Según explicó Alejandro Falabella, Gerente de Fungicidas LAS de Syngenta cada molécula se diseña teniendo en cuenta las necesidades del productor. "En soja por ejemplo, no hay un ingrediente activo más específico en el control de Mancha marrón, Mancha anillada, Tizón morado y Mancha ojo de Rana como ADEPIDYN. Pero tampoco existe otro ingrediente activo más poderoso para el control de Mancha amarilla, Septoria, Mancha en red, Escaldadura y Bipolaris en trigo y cebada como el ADEPIDYN. Cuando uno suma a este activo un producto como Elatus Ace, que contiene SOLATENOL y Propiconazole, obtenemos MIRAVIS Triple Pack, nada más y nada menos que la solución más robusta y completa en protección vegetal para trigo y cebada, ya que el SOLATENOL es una molécula diseñada para el control de Royas. Se trata de producto superior que asegura incrementos de rendimientos en cereales, entre 150 y 200 kilos por encima de los productos premium del mercado y más de 300 kilos por encima de productos del segmento medio, más de 44 días de protección en manchas y más de 35 días de protección en royas.
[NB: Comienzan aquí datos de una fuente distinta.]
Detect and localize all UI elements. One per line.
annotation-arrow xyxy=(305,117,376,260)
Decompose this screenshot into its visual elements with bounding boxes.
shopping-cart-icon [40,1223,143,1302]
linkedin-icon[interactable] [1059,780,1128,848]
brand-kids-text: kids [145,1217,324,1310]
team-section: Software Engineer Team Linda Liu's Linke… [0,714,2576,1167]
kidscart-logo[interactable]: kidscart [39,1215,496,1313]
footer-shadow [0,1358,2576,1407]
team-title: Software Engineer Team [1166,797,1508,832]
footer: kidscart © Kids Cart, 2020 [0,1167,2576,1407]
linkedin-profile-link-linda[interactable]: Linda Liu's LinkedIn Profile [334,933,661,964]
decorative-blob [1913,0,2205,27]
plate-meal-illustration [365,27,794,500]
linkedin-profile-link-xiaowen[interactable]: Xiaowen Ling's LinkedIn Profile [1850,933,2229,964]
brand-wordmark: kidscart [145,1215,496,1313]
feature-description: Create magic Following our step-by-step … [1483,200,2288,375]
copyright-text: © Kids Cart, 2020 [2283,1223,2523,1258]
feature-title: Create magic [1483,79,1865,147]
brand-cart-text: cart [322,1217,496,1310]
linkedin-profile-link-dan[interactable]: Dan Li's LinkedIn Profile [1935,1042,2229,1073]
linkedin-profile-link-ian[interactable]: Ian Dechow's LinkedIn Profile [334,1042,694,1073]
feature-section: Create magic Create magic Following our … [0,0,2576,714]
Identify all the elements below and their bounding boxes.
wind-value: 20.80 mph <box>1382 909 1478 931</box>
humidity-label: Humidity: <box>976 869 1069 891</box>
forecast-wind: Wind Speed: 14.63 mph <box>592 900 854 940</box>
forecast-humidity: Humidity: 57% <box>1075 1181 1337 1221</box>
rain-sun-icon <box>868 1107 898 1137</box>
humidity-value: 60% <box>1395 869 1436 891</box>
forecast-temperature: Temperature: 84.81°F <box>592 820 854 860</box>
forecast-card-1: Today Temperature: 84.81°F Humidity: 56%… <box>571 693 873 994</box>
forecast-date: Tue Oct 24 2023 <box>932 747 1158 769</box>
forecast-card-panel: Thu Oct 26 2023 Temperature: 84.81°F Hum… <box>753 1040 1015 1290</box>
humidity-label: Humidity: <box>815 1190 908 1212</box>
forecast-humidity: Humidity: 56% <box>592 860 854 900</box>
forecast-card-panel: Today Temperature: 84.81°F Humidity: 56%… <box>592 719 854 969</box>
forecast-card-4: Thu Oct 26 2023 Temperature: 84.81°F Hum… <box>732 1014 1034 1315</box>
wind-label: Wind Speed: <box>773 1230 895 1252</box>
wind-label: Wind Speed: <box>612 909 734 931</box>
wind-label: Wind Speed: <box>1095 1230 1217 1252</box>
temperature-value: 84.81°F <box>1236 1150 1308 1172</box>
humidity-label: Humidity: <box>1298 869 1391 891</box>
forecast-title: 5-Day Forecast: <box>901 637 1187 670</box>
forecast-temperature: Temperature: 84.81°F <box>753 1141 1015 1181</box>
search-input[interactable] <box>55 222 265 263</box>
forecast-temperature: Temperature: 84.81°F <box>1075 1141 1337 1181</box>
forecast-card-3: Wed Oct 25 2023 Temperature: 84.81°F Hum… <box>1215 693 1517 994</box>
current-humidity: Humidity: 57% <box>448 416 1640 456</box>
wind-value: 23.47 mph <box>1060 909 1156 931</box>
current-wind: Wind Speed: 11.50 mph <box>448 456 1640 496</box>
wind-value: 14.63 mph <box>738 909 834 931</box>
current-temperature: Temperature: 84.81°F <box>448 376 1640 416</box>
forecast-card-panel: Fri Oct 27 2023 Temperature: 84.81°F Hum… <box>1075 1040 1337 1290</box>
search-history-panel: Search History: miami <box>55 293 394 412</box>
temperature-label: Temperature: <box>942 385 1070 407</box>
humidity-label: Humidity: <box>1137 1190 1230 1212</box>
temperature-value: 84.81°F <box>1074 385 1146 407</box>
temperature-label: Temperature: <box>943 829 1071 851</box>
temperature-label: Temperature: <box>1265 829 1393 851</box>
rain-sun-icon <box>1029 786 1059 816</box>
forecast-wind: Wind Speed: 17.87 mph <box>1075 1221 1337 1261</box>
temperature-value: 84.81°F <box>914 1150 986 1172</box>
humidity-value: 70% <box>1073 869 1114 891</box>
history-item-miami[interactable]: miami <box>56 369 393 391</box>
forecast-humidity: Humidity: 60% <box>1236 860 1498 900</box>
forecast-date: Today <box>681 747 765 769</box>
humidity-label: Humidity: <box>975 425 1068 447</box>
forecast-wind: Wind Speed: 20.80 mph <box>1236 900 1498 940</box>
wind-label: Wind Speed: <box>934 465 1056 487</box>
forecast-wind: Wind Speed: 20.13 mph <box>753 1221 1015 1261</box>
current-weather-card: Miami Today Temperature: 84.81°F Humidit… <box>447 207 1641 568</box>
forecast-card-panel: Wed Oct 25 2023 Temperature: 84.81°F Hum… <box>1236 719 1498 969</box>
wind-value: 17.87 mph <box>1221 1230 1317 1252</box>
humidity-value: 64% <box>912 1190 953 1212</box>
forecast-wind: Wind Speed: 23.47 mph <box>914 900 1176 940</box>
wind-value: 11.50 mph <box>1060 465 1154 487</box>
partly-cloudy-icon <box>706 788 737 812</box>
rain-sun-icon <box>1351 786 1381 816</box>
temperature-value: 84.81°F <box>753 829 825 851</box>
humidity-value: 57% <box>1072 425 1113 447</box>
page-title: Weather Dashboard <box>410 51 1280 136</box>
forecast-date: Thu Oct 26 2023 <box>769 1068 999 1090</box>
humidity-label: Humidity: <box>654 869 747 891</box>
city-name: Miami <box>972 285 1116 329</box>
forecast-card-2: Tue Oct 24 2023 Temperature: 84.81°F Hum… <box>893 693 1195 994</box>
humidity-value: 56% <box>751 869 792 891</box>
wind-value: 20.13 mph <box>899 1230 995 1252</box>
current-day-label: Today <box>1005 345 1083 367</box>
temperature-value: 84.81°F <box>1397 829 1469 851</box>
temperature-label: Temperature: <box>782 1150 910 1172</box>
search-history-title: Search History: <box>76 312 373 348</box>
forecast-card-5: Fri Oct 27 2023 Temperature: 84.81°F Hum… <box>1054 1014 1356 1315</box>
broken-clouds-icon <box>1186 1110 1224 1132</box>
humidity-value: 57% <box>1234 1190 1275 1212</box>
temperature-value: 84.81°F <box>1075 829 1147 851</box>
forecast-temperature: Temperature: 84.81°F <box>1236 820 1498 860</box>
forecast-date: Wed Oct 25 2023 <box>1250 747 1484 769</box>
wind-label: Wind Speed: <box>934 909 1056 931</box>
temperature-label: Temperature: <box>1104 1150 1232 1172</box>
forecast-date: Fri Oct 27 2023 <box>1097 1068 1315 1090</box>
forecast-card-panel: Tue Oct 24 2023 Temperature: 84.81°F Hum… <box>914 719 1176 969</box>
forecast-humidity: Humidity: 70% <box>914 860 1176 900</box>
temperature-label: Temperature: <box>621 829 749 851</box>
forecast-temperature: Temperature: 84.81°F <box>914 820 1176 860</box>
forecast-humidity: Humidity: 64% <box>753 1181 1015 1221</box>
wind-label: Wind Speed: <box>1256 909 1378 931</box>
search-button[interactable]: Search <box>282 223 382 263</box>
Finalmente Gabriel Tinguitella, Líder de proyecto AACREA en la Cátedra de Cerealicultura de FAUBA; y Agustín Bilbao, Asesor de CREA en Necochea, se refirieron a las tecnologías que se vienen y su futuro impacto en la producción. "En los próximos años la tecnología será la gran protagonista tanto en robótica como en desarrollo de productos. Hoy son comunes las mediciones de área verde con drones y satélites, en pocos años más veremos robots realizando aplicaciones secuenciales de herbicidas, y control de plagas y enfermedades mediante laser o tecnologías eléctricas que pueden minimizar la conflictividad que hoy existe entre la forma de producir y los reclamos de mayor inocuidad en la producción", sostuvo.